Though Matthew Kneale highlights interesting material, a book that presents itself as an investigation of belief instead delivers a straightforward history of religion.

By David L. Ulin, Los Angeles Times Book Critic
January 31, 2014, 1:30 p.m.

"As the son of a Manx Methodist atheist and a refugee German Jewish atheist," Matthew Kneale tells us in the first sentence of "An Atheist's History of Belief: Understanding Our Most Extraordinary Invention," "I have never been much of a believer." It's a great way to begin a book on faith, by staking out the territory of skepticism.

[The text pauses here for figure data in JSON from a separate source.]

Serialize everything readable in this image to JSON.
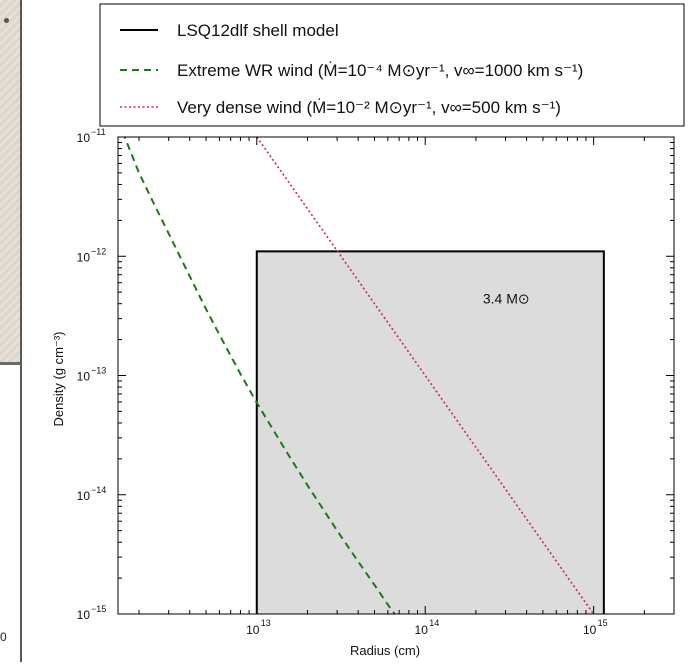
{
  "background": {
    "partial_axis_label": "0"
  },
  "chart_data": {
    "type": "line",
    "xlabel": "Radius (cm)",
    "ylabel": "Density (g cm⁻³)",
    "xscale": "log",
    "yscale": "log",
    "xlim": [
      1500000000000.0,
      3000000000000000.0
    ],
    "ylim": [
      1e-15,
      1e-11
    ],
    "x_ticks": [
      {
        "value": 10000000000000.0,
        "label": "10",
        "exp": "13"
      },
      {
        "value": 100000000000000.0,
        "label": "10",
        "exp": "14"
      },
      {
        "value": 1000000000000000.0,
        "label": "10",
        "exp": "15"
      }
    ],
    "y_ticks": [
      {
        "value": 1e-11,
        "label": "10",
        "exp": "−11"
      },
      {
        "value": 1e-12,
        "label": "10",
        "exp": "−12"
      },
      {
        "value": 1e-13,
        "label": "10",
        "exp": "−13"
      },
      {
        "value": 1e-14,
        "label": "10",
        "exp": "−14"
      },
      {
        "value": 1e-15,
        "label": "10",
        "exp": "−15"
      }
    ],
    "grid": false,
    "legend_position": "top (above plot)",
    "series": [
      {
        "name": "LSQ12dlf shell model",
        "style": "solid",
        "color": "#000000",
        "fill": "#dcdcdc",
        "shape": "box",
        "r_min": 10000000000000.0,
        "r_max": 1150000000000000.0,
        "density": 1.1e-12,
        "annotation": "3.4 M⊙",
        "annotation_at": {
          "x": 220000000000000.0,
          "y": 4e-13
        }
      },
      {
        "name": "Extreme WR wind (Ṁ=10⁻⁴ M⊙yr⁻¹,  v∞=1000 km s⁻¹)",
        "style": "dashed",
        "color": "#1a7a1a",
        "mdot_msun_yr": 0.0001,
        "vinf_km_s": 1000,
        "profile": "beta-law wind, rho = Mdot / (4 pi r^2 v(r))",
        "x": [
          1600000000000.0,
          2000000000000.0,
          2500000000000.0,
          3000000000000.0,
          4000000000000.0,
          5000000000000.0,
          6000000000000.0,
          8000000000000.0,
          10000000000000.0,
          15000000000000.0,
          20000000000000.0,
          30000000000000.0,
          40000000000000.0,
          50000000000000.0,
          60000000000000.0,
          70000000000000.0
        ],
        "y": [
          1.1e-11,
          5e-12,
          2.6e-12,
          1.55e-12,
          6.8e-13,
          3.6e-13,
          2.2e-13,
          1.03e-13,
          5.9e-14,
          2.3e-14,
          1.2e-14,
          5e-15,
          2.75e-15,
          1.75e-15,
          1.2e-15,
          8.9e-16
        ]
      },
      {
        "name": "Very dense wind (Ṁ=10⁻² M⊙yr⁻¹,  v∞=500 km s⁻¹)",
        "style": "dotted",
        "color": "#cc2a4a",
        "mdot_msun_yr": 0.01,
        "vinf_km_s": 500,
        "profile": "rho proportional to r^-2",
        "x": [
          10000000000000.0,
          1000000000000000.0
        ],
        "y": [
          1e-11,
          1e-15
        ]
      }
    ]
  }
}
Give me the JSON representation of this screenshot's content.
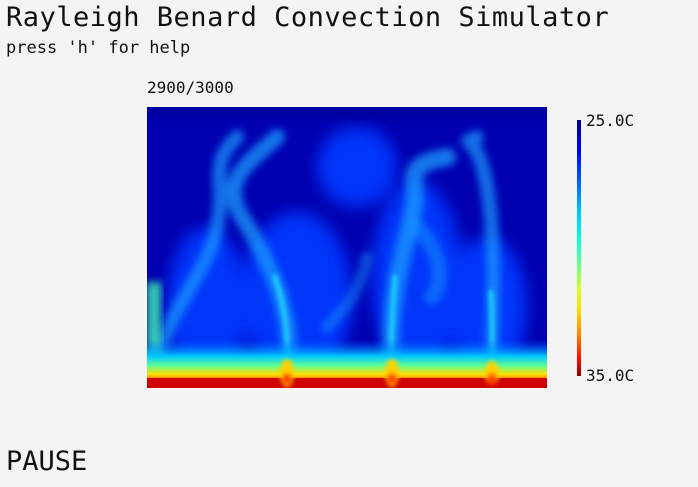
{
  "app": {
    "title": "Rayleigh Benard Convection Simulator",
    "help_hint": "press 'h' for help"
  },
  "simulation": {
    "step_counter": "2900/3000",
    "status": "PAUSE"
  },
  "colorbar": {
    "top_label": "25.0C",
    "bottom_label": "35.0C",
    "colors": [
      "#000090",
      "#0000ff",
      "#00c8ff",
      "#60ff90",
      "#ffe000",
      "#ff1000",
      "#900000"
    ]
  }
}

"What," he continues, "… had really happened? What had caused people to come up with such strange-seeming notions as paradise, or sin?" What, indeed? We have a tendency to take faith for granted, to imagine that it is part of our evolutionary toolbox, that we are hard-wired for God. Science is, um, agnostic on this, suggesting that, while the brain does not have a specific "God spot," there are neuropsychological factors to spirituality. And yet, Kneale argues, faith (or religion) is more broadly social, a matter of movements as opposed to meaning, of culture rather than soul.

"From the earliest times," he reflects, "every religion has given people comfort by offering ways — so their followers believe — of keeping their worst nightmares at bay.… As people's lifestyles have altered, so have the things they most fear. It is the changes in our fears, I would argue, that have caused our religious ideas to change."

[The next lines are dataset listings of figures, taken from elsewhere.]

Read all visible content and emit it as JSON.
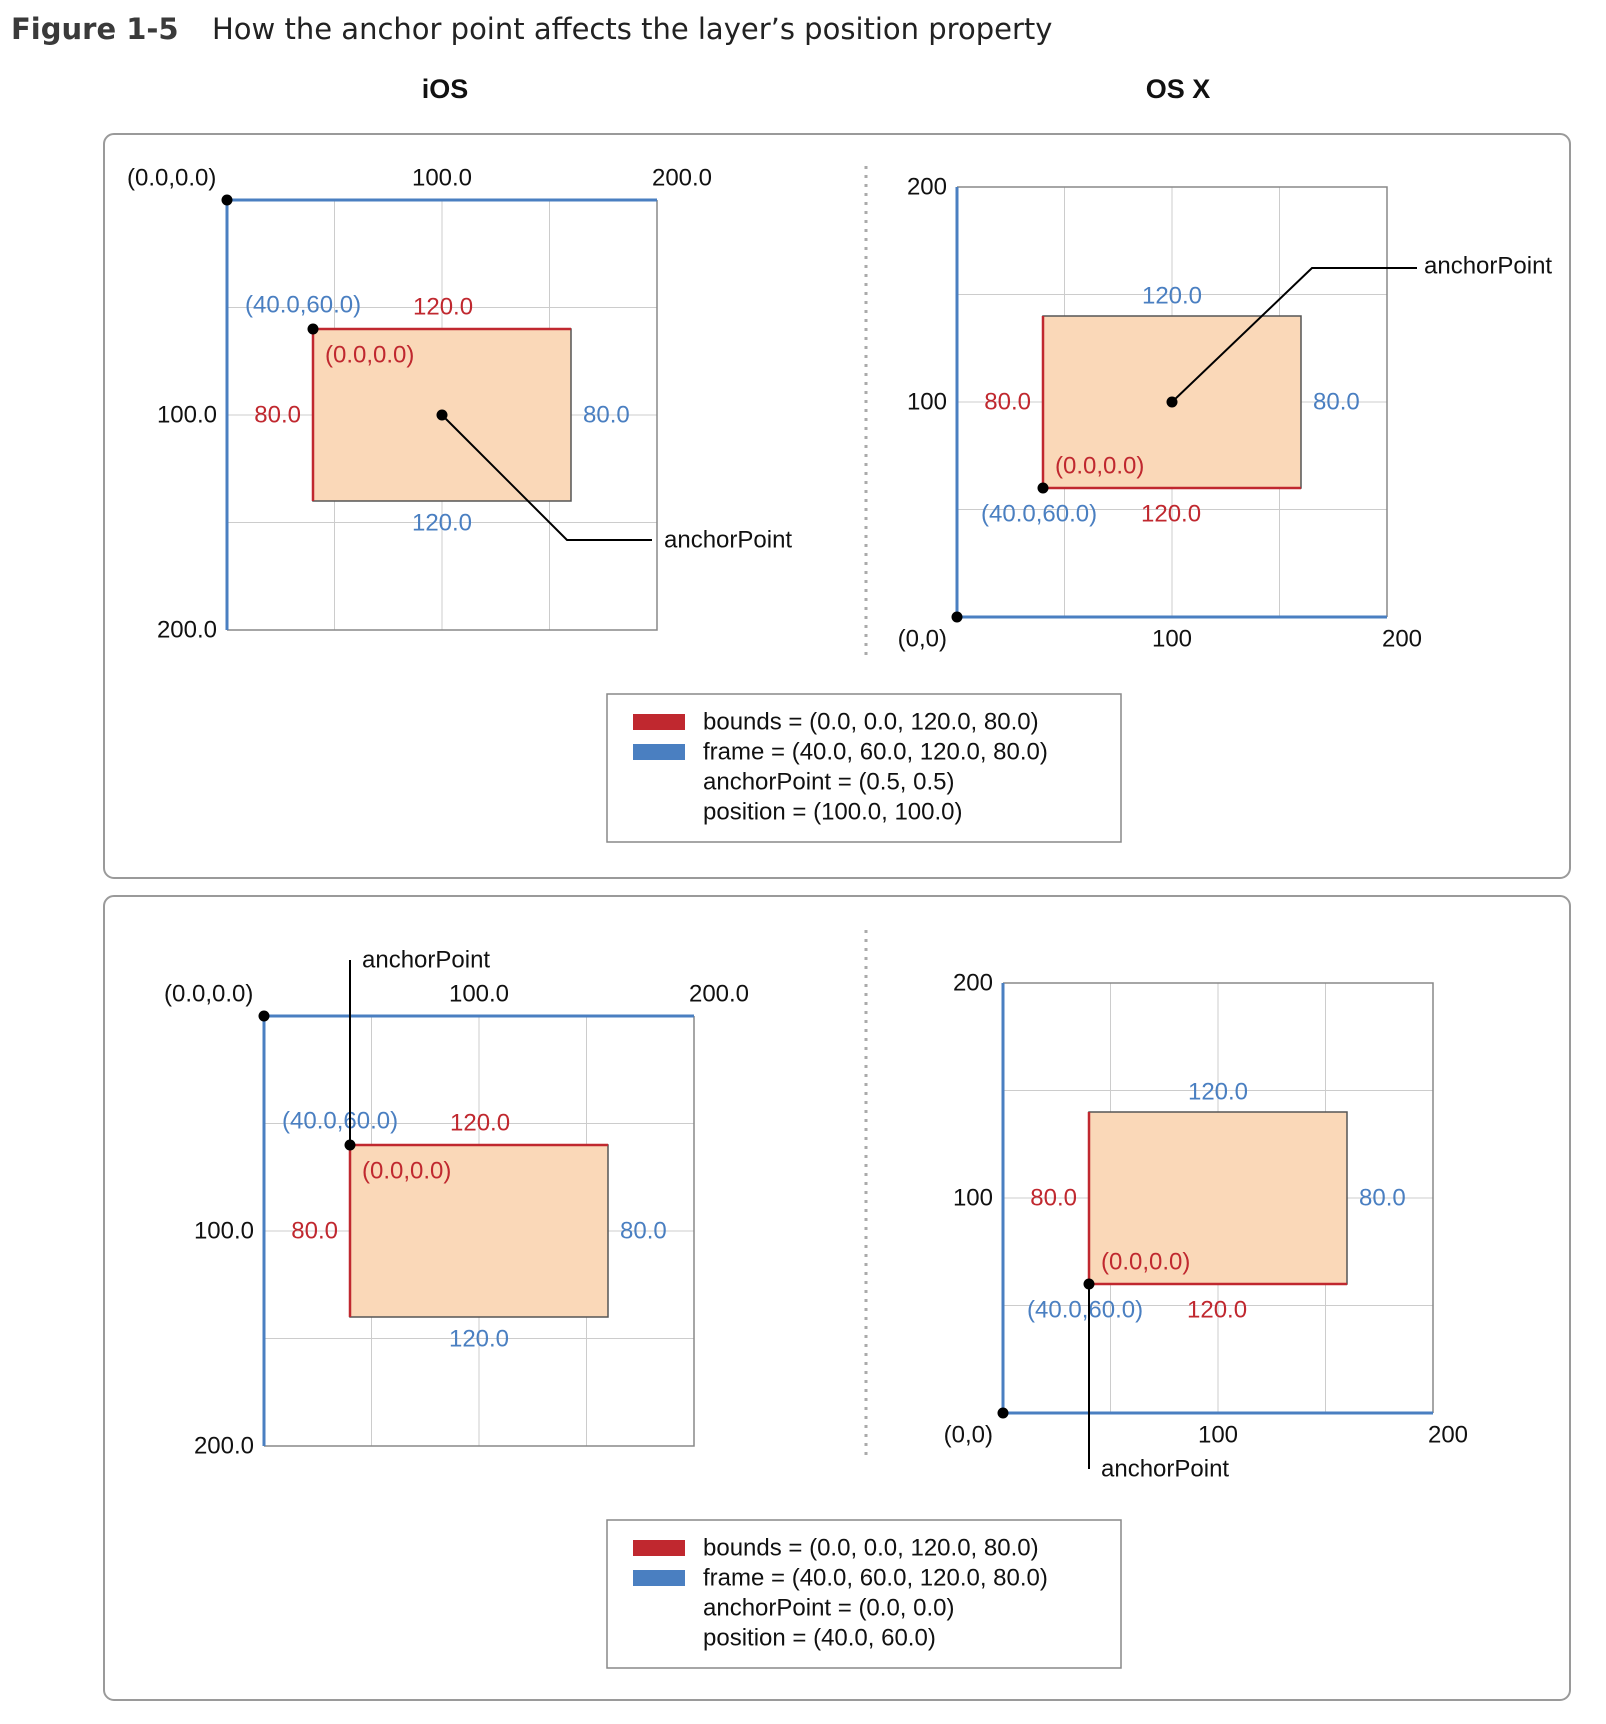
{
  "figure": {
    "label": "Figure 1-5",
    "title": "How the anchor point affects the layer’s position property"
  },
  "columns": {
    "ios": "iOS",
    "osx": "OS X"
  },
  "colors": {
    "bounds": "#c0282f",
    "frame": "#4a7fc1",
    "fill": "#fad8b8",
    "grid": "#cccccc",
    "frame_border": "#888888"
  },
  "panels": [
    {
      "ios": {
        "origin_label": "(0.0,0.0)",
        "x_ticks": [
          "100.0",
          "200.0"
        ],
        "y_ticks": [
          "100.0",
          "200.0"
        ],
        "frame_origin_label": "(40.0,60.0)",
        "bounds_origin_label": "(0.0,0.0)",
        "bounds_width_label": "120.0",
        "bounds_height_label": "80.0",
        "frame_width_label": "120.0",
        "frame_height_label": "80.0",
        "anchor_label": "anchorPoint"
      },
      "osx": {
        "origin_label": "(0,0)",
        "x_ticks": [
          "100",
          "200"
        ],
        "y_ticks": [
          "100",
          "200"
        ],
        "frame_origin_label": "(40.0,60.0)",
        "bounds_origin_label": "(0.0,0.0)",
        "bounds_width_label": "120.0",
        "bounds_height_label": "80.0",
        "frame_width_label": "120.0",
        "frame_height_label": "80.0",
        "anchor_label": "anchorPoint"
      },
      "legend": {
        "bounds": "bounds = (0.0, 0.0, 120.0, 80.0)",
        "frame": "frame = (40.0, 60.0, 120.0, 80.0)",
        "anchorPoint": "anchorPoint = (0.5, 0.5)",
        "position": "position = (100.0, 100.0)"
      }
    },
    {
      "ios": {
        "origin_label": "(0.0,0.0)",
        "x_ticks": [
          "100.0",
          "200.0"
        ],
        "y_ticks": [
          "100.0",
          "200.0"
        ],
        "frame_origin_label": "(40.0,60.0)",
        "bounds_origin_label": "(0.0,0.0)",
        "bounds_width_label": "120.0",
        "bounds_height_label": "80.0",
        "frame_width_label": "120.0",
        "frame_height_label": "80.0",
        "anchor_label": "anchorPoint"
      },
      "osx": {
        "origin_label": "(0,0)",
        "x_ticks": [
          "100",
          "200"
        ],
        "y_ticks": [
          "100",
          "200"
        ],
        "frame_origin_label": "(40.0,60.0)",
        "bounds_origin_label": "(0.0,0.0)",
        "bounds_width_label": "120.0",
        "bounds_height_label": "80.0",
        "frame_width_label": "120.0",
        "frame_height_label": "80.0",
        "anchor_label": "anchorPoint"
      },
      "legend": {
        "bounds": "bounds = (0.0, 0.0, 120.0, 80.0)",
        "frame": "frame = (40.0, 60.0, 120.0, 80.0)",
        "anchorPoint": "anchorPoint = (0.0, 0.0)",
        "position": "position = (40.0, 60.0)"
      }
    }
  ]
}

Kneale is a novelist — his "English Passengers" (2000) won the Whitbread Prize and was a finalist for the Man Booker Prize — so it makes sense that he would frame faith as an evolving story we tell ourselves. Beginning 33,000 years ago, with the development of animal spirits and trance worship, he works his way up to contemporary movements such as Scientology and Al Qaeda, for which spirituality masks a more secular set of ends.